Identification and Strategies Possible Indicators
Bully Students who exhibit bully behaviours may:
■Like to dominate other people
■Do not feel empathy or compassion
■Like to use others to get what they want
■Show concern for only their wants and pleasures
■Use blame, criticism, and false allegations
■Refuse to accept responsibility for their actions
■Tend to hurt others when parents/adults are not around

What to do if you child is engaging in bullying behaviours
■Form a partnership with your child's school to offer support and resources
■Repeat messages that bullying behaviour will not be tolerated or excused by you
■Listen to their side of the story
■Engage your child in activities that foster positive peer relationship (teams, clubs, group activities/play-dates, volunteer opportunities, etc.) where there will be adult supervision
■Reinforce and praise positive behaviour (let them know when they have it right)

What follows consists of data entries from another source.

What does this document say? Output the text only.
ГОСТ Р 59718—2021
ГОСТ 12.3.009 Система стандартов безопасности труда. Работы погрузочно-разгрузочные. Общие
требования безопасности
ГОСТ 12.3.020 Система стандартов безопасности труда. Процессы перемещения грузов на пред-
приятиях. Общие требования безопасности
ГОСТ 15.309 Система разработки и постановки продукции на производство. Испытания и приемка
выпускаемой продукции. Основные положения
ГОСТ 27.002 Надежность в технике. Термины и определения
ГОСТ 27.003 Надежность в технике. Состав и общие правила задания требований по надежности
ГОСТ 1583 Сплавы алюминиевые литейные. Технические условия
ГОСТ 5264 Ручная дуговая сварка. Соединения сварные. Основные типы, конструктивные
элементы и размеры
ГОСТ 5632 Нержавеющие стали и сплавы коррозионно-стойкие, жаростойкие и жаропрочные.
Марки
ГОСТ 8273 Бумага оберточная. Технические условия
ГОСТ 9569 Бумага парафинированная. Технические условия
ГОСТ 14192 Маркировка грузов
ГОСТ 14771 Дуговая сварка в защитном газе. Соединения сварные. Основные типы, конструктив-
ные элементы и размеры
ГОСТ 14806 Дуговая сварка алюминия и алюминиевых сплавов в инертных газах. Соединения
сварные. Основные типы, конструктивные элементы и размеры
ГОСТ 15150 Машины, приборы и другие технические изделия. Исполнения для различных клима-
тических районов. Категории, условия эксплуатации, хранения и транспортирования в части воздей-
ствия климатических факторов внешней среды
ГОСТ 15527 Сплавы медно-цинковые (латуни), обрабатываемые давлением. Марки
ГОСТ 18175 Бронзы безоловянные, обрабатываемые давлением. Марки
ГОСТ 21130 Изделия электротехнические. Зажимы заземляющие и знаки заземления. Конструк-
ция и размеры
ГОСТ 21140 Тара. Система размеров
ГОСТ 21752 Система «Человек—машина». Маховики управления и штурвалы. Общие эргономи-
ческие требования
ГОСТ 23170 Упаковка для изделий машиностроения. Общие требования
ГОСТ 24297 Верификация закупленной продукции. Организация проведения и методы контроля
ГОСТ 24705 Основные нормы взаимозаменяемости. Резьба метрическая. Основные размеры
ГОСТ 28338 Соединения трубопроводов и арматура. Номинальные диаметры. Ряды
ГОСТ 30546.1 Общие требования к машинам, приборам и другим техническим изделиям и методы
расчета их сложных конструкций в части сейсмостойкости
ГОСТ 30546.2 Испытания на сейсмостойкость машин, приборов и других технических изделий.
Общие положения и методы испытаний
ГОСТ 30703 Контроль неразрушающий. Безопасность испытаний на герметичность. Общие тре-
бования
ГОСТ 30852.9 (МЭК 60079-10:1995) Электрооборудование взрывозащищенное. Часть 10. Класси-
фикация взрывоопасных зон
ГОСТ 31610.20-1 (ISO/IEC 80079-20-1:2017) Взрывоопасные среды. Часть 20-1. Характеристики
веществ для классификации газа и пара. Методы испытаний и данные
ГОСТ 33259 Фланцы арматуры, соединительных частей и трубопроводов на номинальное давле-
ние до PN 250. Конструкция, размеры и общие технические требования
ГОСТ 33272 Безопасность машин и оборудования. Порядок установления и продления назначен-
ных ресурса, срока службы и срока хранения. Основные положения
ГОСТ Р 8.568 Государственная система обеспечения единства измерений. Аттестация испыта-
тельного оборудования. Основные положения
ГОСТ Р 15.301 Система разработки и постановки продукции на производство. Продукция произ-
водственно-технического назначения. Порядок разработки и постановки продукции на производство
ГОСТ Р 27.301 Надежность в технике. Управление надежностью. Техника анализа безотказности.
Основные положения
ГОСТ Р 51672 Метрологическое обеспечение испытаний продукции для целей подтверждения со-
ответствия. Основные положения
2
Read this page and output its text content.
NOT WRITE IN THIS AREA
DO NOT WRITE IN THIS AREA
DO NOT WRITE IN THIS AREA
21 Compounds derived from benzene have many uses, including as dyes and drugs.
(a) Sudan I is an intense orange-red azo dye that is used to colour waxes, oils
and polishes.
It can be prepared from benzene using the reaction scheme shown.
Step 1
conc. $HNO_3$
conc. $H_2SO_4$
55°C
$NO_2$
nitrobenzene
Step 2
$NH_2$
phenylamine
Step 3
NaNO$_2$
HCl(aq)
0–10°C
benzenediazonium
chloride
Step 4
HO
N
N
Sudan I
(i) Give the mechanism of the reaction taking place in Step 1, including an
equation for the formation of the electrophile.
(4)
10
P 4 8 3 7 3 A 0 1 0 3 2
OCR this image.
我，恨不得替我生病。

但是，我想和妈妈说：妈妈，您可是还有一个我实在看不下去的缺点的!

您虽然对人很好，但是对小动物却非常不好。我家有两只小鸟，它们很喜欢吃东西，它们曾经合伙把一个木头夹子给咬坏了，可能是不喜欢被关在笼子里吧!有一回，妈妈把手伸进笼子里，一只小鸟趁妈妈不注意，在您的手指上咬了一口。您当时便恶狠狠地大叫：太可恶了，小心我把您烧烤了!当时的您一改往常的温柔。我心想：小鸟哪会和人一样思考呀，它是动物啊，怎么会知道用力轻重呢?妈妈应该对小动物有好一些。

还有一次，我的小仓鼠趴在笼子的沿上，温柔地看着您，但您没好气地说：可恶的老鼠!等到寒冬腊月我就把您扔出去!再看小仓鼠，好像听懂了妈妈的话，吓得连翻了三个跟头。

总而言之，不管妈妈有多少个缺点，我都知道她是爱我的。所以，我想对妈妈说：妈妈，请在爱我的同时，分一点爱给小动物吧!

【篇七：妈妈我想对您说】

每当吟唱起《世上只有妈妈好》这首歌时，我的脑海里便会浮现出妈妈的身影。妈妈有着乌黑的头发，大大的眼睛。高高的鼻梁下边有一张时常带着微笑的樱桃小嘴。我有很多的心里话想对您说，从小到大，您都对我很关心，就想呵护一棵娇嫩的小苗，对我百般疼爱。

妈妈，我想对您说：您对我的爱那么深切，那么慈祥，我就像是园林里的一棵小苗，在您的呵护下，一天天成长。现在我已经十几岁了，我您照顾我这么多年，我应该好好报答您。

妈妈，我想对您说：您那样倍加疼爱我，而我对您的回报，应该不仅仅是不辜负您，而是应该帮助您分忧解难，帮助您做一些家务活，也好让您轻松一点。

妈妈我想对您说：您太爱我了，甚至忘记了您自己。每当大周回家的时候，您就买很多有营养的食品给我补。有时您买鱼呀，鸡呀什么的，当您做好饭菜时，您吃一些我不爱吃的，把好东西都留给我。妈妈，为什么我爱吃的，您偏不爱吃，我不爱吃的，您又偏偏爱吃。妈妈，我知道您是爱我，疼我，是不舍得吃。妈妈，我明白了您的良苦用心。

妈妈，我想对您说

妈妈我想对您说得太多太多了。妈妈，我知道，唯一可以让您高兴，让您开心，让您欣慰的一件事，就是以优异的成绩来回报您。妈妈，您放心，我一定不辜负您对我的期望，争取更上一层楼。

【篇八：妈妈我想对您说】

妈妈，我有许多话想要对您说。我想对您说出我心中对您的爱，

Possible Indicators - Target Students who are targeted may display some of these behaviours:
■An abrupt drop in grades and lack of interest in school
■Stop participating in social activities - become withdrawn
■Steal money from home
■Have torn or missing clothing
■Have stomach aches, headaches, panic attacks, or changes in sleeping

What to do if your child is being bullied
■Let them know that you believe them, that you are there to support them and that they are not alone in solving this matter (share with them a time in your life when you felt bullied and how you responded to it)
■Assure them that the incident was not their fault
■Reassure them that there is a solution
■Report the incident to your child's school. It is critical that educators are told of bullying incident early so that they may support the victim, the bully and the bystanders. Request a meeting with your child's teacher and bring with you specific details about the event (i.e. date, time, witnesses, etc.)